An Indecently Fast Proposal

When he realised it was Emily on the phone, Ross couldn't help becoming hopeful – of something. He didn't dare think what she could suddenly say, after their divorce, that could make him feel happy again. The months since their marriage broke up had been a confusing time of anger and hurt, where not only his marriage, but everything else had gone wrong. Twice divorced! No home! Anger management problem!

Emily should have trusted him. Instead, when he'd asked her whether she trusted him, telling her that their whole marriage rode on the answer to the question, she had just said no. Just like that. Why couldn't she trust him? He was a trustworthy guy. What had he ever done to her? Okay, appearances were against him. He writhed under the memory of having said the wrong name, and the business with the plane – but she should have believed him when he had had said that those things didn't mean she couldn't trust him, because he was telling the truth. He would not tell someone he loved her and wanted to be with her unless he meant it.

As well as being hurt, he was, well, angry. Her lack of faith in him was an insult and he felt a great need to make clear to her the injustice of this, and hopefully, make her feel really really small. He'd spent a lot of time rehearsing scathing speeches, to the utter boredom, and sometimes outright annoyance of Joey and Chandler, who were no longer making any secret of wanting him out of their apartment. He took up too much space with his loud voice, his demands for commentary and his pacing of the room. Chandler was making the most pathetic excuses to escape the apartment, spending all of him time around the girls. Joey wasn't much better. He had not even wanted to get involved in his breathing and vocal technique.

'I want to make it really cutting. I want to make her feel really bad for what she's done to me,' Ross explained to Joey, only earlier that day, 'You should want her to feel bad, so you've got to help me on this.' Joey was the one who'd expressed his feelings so strongly about Emily's demands.

'Yeah,' Joey said, putting down the script he was trying to learn, 'I do want her to feel bad, but even more, I want you to rehearse somewhere else. I'm trying to get my lines and I can't concentrate with you yelling.'

'I am not yelling!' Ross yelled, 'I'm just making my point, forcefully.' His satisfaction in getting the last word here was blunted by the way Joey received it – with a roll of the eyes and a rapid departure, script in hand. Fine, fine, Ross had thought, stalking about the apartment. He could do it on his own. He didn't need any help, of any kind, from anyone. He had a tertiary education, didn't he? And Joey would only make a joke of it anyway.

Even so, at being abandoned, he would have liked to have kicked something, but his awareness that nothing within kicking reach belonged to him kept him under control. He would manage on his own. He'd refine his speech and he'd use it, and Emily would be shocked into silence, just as soon as she broke her silence called him for some unforeseen reason, because he was not the one who was going to call her.

Then the phone had rung and she was there, on the other end of the line. He dropped his script on the floor, and in the crazy way that paper has, it floated a long way sideways. Without it, he couldn't remember a single word he'd rehearsed.

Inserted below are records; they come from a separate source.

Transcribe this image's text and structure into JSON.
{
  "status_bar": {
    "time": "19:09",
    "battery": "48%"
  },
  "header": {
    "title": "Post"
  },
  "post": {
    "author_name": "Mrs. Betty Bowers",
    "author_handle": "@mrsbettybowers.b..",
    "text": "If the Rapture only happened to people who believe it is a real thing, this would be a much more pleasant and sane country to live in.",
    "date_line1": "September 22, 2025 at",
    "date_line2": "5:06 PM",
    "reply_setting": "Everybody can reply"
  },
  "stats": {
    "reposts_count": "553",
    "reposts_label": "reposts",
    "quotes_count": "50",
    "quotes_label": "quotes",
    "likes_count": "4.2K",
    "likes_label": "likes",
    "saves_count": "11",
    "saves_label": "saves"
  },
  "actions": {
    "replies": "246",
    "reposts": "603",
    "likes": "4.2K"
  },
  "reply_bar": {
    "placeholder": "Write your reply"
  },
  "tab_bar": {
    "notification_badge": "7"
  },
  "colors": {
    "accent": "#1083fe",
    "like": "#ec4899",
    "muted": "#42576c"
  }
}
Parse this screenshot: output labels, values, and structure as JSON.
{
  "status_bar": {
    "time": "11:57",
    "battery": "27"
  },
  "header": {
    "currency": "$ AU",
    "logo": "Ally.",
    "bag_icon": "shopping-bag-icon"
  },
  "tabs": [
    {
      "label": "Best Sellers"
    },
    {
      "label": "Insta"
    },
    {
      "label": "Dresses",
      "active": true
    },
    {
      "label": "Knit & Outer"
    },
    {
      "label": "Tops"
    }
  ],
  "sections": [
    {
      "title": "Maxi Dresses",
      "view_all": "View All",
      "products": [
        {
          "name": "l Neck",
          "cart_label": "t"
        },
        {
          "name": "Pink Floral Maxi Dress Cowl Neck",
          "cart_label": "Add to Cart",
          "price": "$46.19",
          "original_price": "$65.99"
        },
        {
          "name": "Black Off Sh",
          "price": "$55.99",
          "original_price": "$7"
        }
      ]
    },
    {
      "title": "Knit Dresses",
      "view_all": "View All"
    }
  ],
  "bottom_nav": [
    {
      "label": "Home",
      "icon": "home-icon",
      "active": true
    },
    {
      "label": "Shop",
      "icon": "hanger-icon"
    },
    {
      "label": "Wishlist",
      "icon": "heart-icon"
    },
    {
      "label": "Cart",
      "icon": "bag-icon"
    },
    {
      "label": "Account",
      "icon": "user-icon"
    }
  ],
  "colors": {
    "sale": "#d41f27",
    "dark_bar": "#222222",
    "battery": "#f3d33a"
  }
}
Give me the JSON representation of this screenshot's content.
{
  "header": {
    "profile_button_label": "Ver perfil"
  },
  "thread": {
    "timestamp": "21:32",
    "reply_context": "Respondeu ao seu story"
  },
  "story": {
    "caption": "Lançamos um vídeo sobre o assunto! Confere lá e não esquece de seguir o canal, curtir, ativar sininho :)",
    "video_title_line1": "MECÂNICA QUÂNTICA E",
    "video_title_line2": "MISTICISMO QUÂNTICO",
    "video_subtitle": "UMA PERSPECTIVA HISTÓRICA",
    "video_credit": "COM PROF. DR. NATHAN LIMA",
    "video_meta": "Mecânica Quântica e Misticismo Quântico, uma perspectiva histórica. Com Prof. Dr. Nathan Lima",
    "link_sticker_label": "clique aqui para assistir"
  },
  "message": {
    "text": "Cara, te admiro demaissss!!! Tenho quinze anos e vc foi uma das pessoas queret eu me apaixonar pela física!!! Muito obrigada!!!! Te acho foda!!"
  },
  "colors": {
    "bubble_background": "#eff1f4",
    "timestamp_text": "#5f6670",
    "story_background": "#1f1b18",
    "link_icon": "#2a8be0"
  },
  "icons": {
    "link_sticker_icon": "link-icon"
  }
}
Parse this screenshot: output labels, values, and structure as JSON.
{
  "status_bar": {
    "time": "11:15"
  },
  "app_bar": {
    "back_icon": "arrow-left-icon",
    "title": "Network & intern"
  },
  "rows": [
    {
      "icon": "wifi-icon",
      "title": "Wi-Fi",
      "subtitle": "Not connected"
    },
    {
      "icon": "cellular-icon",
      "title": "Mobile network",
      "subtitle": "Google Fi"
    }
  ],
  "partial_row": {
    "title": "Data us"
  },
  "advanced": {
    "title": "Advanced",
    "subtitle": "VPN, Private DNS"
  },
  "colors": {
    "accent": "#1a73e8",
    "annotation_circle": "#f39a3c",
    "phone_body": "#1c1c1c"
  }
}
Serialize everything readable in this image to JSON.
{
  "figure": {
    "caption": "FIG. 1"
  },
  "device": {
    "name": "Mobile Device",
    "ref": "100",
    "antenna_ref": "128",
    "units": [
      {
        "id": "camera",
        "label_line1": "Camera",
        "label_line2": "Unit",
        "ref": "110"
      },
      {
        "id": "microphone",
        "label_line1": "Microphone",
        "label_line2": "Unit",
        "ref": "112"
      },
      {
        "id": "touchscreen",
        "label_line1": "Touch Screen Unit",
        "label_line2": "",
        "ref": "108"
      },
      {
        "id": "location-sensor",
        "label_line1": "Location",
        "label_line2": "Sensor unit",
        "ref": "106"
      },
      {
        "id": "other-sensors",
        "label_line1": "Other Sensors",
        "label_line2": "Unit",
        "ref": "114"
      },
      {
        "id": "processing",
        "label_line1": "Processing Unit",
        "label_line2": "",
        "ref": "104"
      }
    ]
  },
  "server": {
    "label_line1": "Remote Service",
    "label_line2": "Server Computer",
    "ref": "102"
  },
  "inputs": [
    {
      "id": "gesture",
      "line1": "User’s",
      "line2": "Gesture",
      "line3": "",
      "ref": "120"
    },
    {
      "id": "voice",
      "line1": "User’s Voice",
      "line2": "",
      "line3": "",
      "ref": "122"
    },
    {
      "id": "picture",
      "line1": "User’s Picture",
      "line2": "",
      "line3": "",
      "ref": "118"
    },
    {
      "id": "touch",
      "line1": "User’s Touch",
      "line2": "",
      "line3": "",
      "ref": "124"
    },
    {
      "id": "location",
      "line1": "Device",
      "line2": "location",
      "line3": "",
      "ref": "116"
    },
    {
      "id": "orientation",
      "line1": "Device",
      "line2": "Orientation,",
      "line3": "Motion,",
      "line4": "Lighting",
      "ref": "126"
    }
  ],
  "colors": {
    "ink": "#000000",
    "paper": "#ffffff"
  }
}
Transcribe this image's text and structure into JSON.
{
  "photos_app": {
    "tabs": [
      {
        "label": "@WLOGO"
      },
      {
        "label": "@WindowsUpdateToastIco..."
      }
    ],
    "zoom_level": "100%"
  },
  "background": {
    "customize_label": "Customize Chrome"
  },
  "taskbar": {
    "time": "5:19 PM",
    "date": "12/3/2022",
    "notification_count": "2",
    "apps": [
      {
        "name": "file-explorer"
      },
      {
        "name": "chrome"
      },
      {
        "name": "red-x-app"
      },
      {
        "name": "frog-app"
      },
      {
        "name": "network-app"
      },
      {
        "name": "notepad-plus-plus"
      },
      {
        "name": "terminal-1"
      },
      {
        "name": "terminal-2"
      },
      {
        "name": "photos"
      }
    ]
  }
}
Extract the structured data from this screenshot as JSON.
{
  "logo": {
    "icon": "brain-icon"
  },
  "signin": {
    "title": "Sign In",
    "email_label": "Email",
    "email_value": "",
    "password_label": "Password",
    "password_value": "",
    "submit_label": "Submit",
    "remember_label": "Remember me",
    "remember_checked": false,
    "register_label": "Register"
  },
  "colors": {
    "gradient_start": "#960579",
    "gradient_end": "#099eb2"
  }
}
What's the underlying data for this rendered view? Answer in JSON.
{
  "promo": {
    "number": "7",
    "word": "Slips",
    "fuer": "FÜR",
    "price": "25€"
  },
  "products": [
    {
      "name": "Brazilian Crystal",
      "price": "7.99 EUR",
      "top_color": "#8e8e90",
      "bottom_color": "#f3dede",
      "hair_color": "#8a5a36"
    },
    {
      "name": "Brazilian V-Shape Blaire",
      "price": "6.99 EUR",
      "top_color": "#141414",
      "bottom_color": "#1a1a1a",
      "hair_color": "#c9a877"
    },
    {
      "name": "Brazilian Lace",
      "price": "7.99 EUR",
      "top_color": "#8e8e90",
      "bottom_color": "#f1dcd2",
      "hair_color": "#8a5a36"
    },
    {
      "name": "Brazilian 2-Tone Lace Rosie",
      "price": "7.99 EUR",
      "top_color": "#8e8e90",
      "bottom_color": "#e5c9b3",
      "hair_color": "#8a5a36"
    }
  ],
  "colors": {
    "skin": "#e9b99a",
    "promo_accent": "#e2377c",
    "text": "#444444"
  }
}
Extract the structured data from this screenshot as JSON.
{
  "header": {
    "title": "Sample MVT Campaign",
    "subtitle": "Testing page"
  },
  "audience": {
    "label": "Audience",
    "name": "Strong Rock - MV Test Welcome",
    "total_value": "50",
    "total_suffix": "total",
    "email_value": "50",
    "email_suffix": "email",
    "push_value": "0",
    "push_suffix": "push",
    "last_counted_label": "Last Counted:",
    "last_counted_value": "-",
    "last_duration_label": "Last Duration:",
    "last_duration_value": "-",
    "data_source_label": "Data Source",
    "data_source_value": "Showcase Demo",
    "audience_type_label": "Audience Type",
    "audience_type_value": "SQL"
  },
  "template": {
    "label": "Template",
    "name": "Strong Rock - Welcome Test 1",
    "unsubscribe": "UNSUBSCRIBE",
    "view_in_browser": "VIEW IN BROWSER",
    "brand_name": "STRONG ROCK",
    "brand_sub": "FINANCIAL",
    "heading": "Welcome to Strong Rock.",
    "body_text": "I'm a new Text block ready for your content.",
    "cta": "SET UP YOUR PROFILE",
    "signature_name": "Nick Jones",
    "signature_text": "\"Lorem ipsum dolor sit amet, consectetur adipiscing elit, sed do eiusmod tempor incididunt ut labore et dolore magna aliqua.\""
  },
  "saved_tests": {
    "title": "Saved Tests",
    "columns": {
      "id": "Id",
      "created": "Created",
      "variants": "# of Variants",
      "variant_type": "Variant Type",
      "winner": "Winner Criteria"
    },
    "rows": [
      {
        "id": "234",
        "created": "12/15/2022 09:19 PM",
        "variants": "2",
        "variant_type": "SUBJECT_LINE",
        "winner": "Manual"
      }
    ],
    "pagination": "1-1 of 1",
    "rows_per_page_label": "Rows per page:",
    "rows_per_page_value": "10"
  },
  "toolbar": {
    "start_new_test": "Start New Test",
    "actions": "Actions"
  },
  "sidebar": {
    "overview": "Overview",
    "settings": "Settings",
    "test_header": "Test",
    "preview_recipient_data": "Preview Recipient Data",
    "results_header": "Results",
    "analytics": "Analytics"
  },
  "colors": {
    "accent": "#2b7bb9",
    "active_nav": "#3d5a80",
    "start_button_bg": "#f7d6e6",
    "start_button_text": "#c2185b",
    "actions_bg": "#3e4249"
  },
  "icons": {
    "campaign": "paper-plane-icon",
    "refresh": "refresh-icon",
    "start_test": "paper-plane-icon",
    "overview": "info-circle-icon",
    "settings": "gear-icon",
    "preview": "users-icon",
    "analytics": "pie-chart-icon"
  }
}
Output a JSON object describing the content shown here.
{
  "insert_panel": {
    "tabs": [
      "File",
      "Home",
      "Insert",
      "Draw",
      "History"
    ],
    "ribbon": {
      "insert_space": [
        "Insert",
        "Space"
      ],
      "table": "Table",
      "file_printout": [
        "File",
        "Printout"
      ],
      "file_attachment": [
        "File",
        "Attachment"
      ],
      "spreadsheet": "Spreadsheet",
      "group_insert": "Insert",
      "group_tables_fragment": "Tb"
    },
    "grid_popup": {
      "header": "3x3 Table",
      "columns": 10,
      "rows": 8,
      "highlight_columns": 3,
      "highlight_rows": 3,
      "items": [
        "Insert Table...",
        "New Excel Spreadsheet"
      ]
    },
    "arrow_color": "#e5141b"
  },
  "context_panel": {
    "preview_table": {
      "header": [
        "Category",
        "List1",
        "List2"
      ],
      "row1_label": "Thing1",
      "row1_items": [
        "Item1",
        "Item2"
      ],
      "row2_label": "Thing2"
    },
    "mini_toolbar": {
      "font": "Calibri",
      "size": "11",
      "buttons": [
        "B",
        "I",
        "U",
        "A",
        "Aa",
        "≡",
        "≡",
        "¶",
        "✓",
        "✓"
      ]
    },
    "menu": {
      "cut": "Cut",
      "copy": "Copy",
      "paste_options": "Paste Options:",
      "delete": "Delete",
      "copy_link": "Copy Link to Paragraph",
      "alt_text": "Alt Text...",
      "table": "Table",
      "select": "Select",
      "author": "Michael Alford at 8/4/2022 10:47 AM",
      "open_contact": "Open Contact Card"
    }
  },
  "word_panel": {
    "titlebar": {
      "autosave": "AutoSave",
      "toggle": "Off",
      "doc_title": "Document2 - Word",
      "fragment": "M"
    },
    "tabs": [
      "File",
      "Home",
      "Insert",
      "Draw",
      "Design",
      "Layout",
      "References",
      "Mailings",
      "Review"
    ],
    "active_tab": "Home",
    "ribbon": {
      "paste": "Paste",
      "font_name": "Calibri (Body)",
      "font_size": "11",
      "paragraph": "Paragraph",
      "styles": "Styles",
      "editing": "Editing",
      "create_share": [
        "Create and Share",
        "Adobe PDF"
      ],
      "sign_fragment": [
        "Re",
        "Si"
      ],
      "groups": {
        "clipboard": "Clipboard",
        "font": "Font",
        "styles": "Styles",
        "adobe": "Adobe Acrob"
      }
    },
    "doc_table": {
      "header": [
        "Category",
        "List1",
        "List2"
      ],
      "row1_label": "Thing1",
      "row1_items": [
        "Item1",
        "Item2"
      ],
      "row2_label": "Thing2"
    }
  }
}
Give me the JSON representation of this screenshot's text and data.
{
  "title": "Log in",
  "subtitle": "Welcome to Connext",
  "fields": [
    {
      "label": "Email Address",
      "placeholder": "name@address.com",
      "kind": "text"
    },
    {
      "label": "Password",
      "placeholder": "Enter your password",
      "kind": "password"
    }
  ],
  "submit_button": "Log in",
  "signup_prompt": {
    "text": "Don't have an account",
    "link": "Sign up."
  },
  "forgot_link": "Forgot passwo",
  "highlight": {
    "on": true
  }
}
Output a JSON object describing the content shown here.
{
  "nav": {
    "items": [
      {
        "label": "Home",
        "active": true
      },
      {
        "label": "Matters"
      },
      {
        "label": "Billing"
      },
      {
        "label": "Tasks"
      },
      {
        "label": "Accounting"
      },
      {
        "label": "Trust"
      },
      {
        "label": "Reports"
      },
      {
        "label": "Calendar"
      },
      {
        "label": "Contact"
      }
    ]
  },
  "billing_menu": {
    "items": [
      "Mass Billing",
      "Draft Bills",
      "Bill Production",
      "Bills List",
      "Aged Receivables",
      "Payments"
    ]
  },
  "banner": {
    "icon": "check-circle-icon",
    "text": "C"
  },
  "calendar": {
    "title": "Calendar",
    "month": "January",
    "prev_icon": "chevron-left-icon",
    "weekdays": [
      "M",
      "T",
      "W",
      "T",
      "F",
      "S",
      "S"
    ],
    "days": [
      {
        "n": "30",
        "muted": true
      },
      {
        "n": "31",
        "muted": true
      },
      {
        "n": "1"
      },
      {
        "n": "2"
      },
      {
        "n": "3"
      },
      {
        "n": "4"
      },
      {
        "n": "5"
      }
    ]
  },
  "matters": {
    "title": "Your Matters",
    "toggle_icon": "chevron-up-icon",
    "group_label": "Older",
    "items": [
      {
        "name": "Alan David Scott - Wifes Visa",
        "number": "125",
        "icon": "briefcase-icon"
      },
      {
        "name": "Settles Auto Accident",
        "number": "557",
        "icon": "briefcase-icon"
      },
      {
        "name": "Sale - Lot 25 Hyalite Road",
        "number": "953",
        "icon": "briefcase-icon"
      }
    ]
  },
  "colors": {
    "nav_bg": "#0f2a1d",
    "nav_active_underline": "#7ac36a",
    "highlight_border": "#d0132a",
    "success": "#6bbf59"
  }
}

'Hello Ross,' she said. She sounded just the same as ever. How could she sound so cool so soon? And what on earth did she want? Now that she had called him, he couldn't imagine a reason why she would call, and he couldn't imagine why he had ever thought that he would get to use one of his speeches on her, if he could remember any part of them. Damn, he should have written them down.

'Hello Emily,' he said, suddenly nervous. Now that he'd forgotten what he had planned to say, he had no idea where to begin. 'W-what can I do for you.' In response to a kick from his ego, which was wondering where his spine had gone, he added, 'If it's about the wedding expenses, my father has paid every cent he's going to pay.'

'No. No it's not about the wedding. Not that one.' She stopped speaking and the silence allowed him to absorb the magnitude of the words Not that one.

'What do you mean, "not that one"?'

'I – I thought you ought to know. I don't expect you'll care in the slightest, but you should hear it from me and not someone else. Assuming that any of my family and friends would ever talk to you again.' She paused. 'I'm getting married again.' She was getting married? He sat down in shock. They had only just got divorced. Only a few months ago, they had had their wedding, the day they had expected would be the happiest of their long lives together. By rights they should still be newlyweds – now she was planning to do that with someone else? Already?

'What! You can't be serious!' he exclaimed. 'You can't get married.'

'Why not?' Emily said, 'We're divorced now.'

'H-how can you just get married again? One minute you marry me, then you go and marry someone else. It's a marriage, not a – a pair of shoes. You're supposed to take it seriously!'

'Don't you dare talk to me about being serious. I'm not the one who couldn't keep away from my ex,' Emily retorted, 'I didn't turn the whole wedding into a bad joke!' She hung up.

'Don't you dare hang up on me, don't you dare!' Ross yelled, trying to call her back. But she didn't pick up and he banged the telephone receiver in frustration. There was an ominous crack.